Hace unos años, en la época en que Daisy Tourné era ministra del Interior, tocaron timbre a mi casa. Era un amigo de mi hijo; un joven que entonces andaba por los 18 o 19 años. Venía llorando, lo hice pasar y me contó que “una camioneta de la metro” lo había seguido varias cuadras por una avenida iluminada, hasta que bajaron, le pidieron documentos, lo cachearon, le rompieron algunas cosas que llevaba en la mochila, y como despedida le pegaron terrible piña en el estómago. Hablé con la madre y me dijo que no iba a hacer la denuncia por miedo a represalias.

Tiempo después, estábamos ensayando con la murga en el club Rozebur, en Solferino casi Comercio, y vemos parar un patrullero frente al contenedor de basura que hay ahí cerca. Había un joven revolviendo, buscando algo útil ahí adentro. Esta vez fui testigo directo de una situación muy similar, casi un calco de la anterior, piña incluida. Bueno, no: esta vez fue una patada. En los días siguientes alguien me pasó un teléfono del Ministerio del Interior que sirve para denunciar ese tipo de sucesos. Llamé, pero me dijeron que si no sabía el número de patrullero, no podían hacer nada. Obviamente, no lo sabía.

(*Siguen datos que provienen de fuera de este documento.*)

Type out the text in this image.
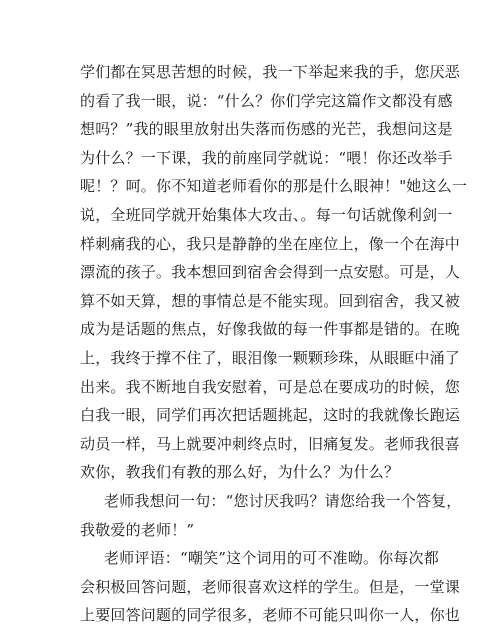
学们都在冥思苦想的时候，我一下举起来我的手，您厌恶
的看了我一眼，说：“什么？你们学完这篇作文都没有感
想吗？”我的眼里放射出失落而伤感的光芒，我想问这是
为什么？一下课，我的前座同学就说：“喂！你还改举手
呢！？呵。你不知道老师看你的那是什么眼神！"她这么一
说，全班同学就开始集体大攻击、。每一句话就像利剑一
样刺痛我的心，我只是静静的坐在座位上，像一个在海中
漂流的孩子。我本想回到宿舍会得到一点安慰。可是，人
算不如天算，想的事情总是不能实现。回到宿舍，我又被
成为是话题的焦点，好像我做的每一件事都是错的。在晚
上，我终于撑不住了，眼泪像一颗颗珍珠，从眼眶中涌了
出来。我不断地自我安慰着，可是总在要成功的时候，您
白我一眼，同学们再次把话题挑起，这时的我就像长跑运
动员一样，马上就要冲刺终点时，旧痛复发。老师我很喜
欢你，教我们有教的那么好，为什么？为什么？
老师我想问一句：“您讨厌我吗？请您给我一个答复，
我敬爱的老师！”
老师评语：“嘲笑”这个词用的可不准呦。你每次都
会积极回答问题，老师很喜欢这样的学生。但是，一堂课
上要回答问题的同学很多，老师不可能只叫你一人，你也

El domingo, en las inmediaciones del estadio, un rato antes del clásico, se pudo ver a varios jóvenes con las manos sobre (casualmente) un contenedor, y con las piernas abiertas, la posición habitual para que la Policía te registre. A su lado, un policía pisaba una y otra vez una campera con los colores de Peñarol. No sé si intentaba demostrar su autoridad, o qué, pero no me parece que sea una actitud preventiva de la violencia; más bien todo lo contrario.

Tengo también historias de policías que se toman su profesión en serio, incluso más de lo que su trabajo lo exige. No las cuento porque no tiene sentido “denunciar” lo que está bien, pero quería dejar constancia.

Los tres casos que narré al principio pueden ser excepciones, no lo sé. Pero me parece muy improbable que, en tal caso, ocurrieran todos tan cerca de mí. El sentido común obliga a concluir que más bien debe tratarse de historias relativamente comunes.

Y el mismo sentido común me lleva a pensar que si estos hechos ocurren durante gobiernos de izquierda y en plena vía pública, habría que sentarse a pensar por qué. No creo en las casualidades. Ese policía que pisoteó la campera-bandera tiene que saber que esos jóvenes posiblemente reaccionarían, en ese momento o más tarde. Estaba tirando pólvora donde en un rato habría chispas. ¿A quién le puede convenir eso?

Y ahora salen con lo de los cacheos aleatorios. Los que los defienden dicen que es una molestia necesaria, útil para prevenir los delitos. Podría ser, pero no si entre los que los llevan a la práctica hay policías como éstos. Que porque no les gustó la cara de alguien (en los tres casos se trataba, además, de jóvenes) le den una piña gratuitamente sólo puede generar violencia, que se supone que es lo que se quiere evitar. Y estos señores pueden sentirse estimulados si el propio gobierno les da libertad para registrar “aleatoriamente” a la gente.

Todo esto puede sonar a elucubraciones paranoicas. Ahora bien: se solicita ayuda al Ejército para custodiar la entrada a las cárceles, debido a que se supone que las armas, drogas, etcétera, ingresan a ellas por medio de los propios policías. Evidentemente, estamos ante un problema serio, cuya magnitud no conocemos. Creo que la gente, la misma que pide más presencia policial, merece saber qué está pidiendo. Los policías honestos no merecen la sospecha que cae sobre ellos. Y nosotros no merecemos que nos “cuiden” del modo en que describí al principio de la nota. Y tampoco que se nos trate como idiotas, intentando que nos traguemos el verso de que los únicos responsables de la inseguridad son los menores infractores.